The measure of quality in popularism is sales, that is, the approval of the audience. Yet few participants in the mass market, whether artists, publishers, or readers, are likely to believe in any absolute way that strong sales figures are the equivalent of quality. However, sales are undoubtedly the marker of the popularist writer’s future publishing possibilities.

The measure of quality in groupism is references to the work by other members of the group, that is, the approval of the group, which in this case is the same thing as the audience. Groupists are likely to see these references as indications of genuine quality while at the same time some groupists might recognize why such references cannot be a final indication of quality.

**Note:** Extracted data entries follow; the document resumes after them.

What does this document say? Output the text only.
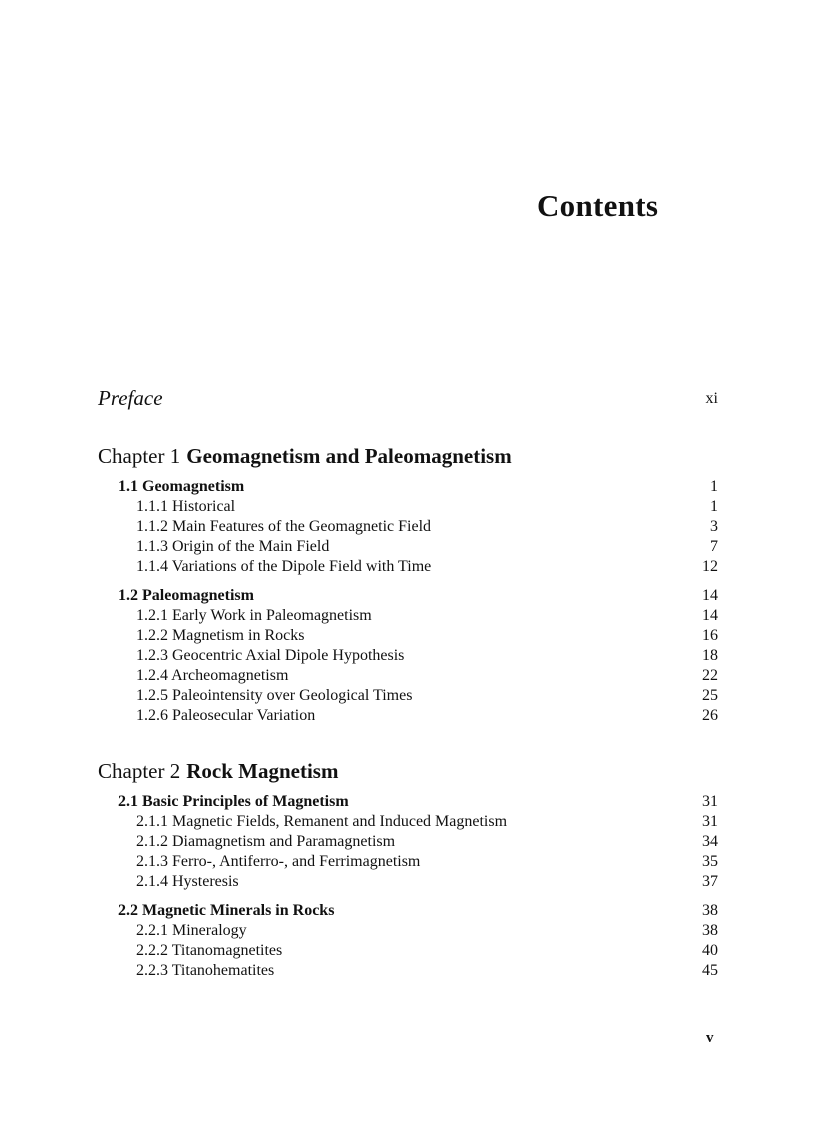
Contents
Preface	xi
Chapter 1 Geomagnetism and Paleomagnetism
1.1 Geomagnetism	1
1.1.1 Historical	1
1.1.2 Main Features of the Geomagnetic Field	3
1.1.3 Origin of the Main Field	7
1.1.4 Variations of the Dipole Field with Time	12
1.2 Paleomagnetism	14
1.2.1 Early Work in Paleomagnetism	14
1.2.2 Magnetism in Rocks	16
1.2.3 Geocentric Axial Dipole Hypothesis	18
1.2.4 Archeomagnetism	22
1.2.5 Paleointensity over Geological Times	25
1.2.6 Paleosecular Variation	26
Chapter 2 Rock Magnetism
2.1 Basic Principles of Magnetism	31
2.1.1 Magnetic Fields, Remanent and Induced Magnetism	31
2.1.2 Diamagnetism and Paramagnetism	34
2.1.3 Ferro-, Antiferro-, and Ferrimagnetism	35
2.1.4 Hysteresis	37
2.2 Magnetic Minerals in Rocks	38
2.2.1 Mineralogy	38
2.2.2 Titanomagnetites	40
2.2.3 Titanohematites	45
v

The measure of quality for an individualist often may be no more than internal conviction that the writer is producing quality work despite the fact that no one else thinks so, or that no more than one or two other people think so. Yet a conviction of quality is hardly an assurance of quality.

Ideas about quality are thus defined by the mass audience, the in-crowd, or internal conviction at the same time that quality cannot be determined in any absolute way by any of those things.

Still, it’s easier to say that quality remains undefinable than it is to do away with the concept. Whatever measures are used to define it, no matter how inappropriate, many writers still believe in the importance of writing well.

There’s no need to worry that poor writing will overwhelm the significance of good writing. One, because it always has overwhelmed it, although that doesn’t prove that it always will. Two, because good writing always emerges anyway, if only in a few instances here or there, and however it’s defined. And that’s true even when good writing remains undefined, and even when one lives in a society whose values seem opposed to writing well.

Is it possible that a society can become so coercive that all possibility for good literature could be eliminated? In Stalinist Russia, some poets carried copies of their own poems, or of the poems of writers like Mandelstam, in bits of paper they kept in their clothes or otherwise hid away, sometimes for decades.

Still, if the urge for literary creation can be said to be so powerful that it will continue to exist as long as even a few people have a capacity for thought and writing, that tells us nothing about what a society would look like if it placed significant value on literary creation regardless of its economic effect. As long as we live in a society which values money above all else, the chances of encountering powerful writing remain much rarer than they might be, and have much less social effect than they could.


Robert M said...

What is that line: Poetry is the confusion between issue and reception?

Spoken like a true maverick [etym. texas engineer/rancher who refused to brand his cattle], I'll take the errant singularity -- to go please.

This errancy is the problem figured by an academic -- perhaps preoccupied with establishing some objective basis for canon formation.

How to teach the error?

mgushuedc said...

You could also come at this the other way. Not from the standpoint of production, but of reception. For instance, the differences among the categories readers, audience and public. I think both Ong and Edwin Muir believed there no longer was such a thing as an audience.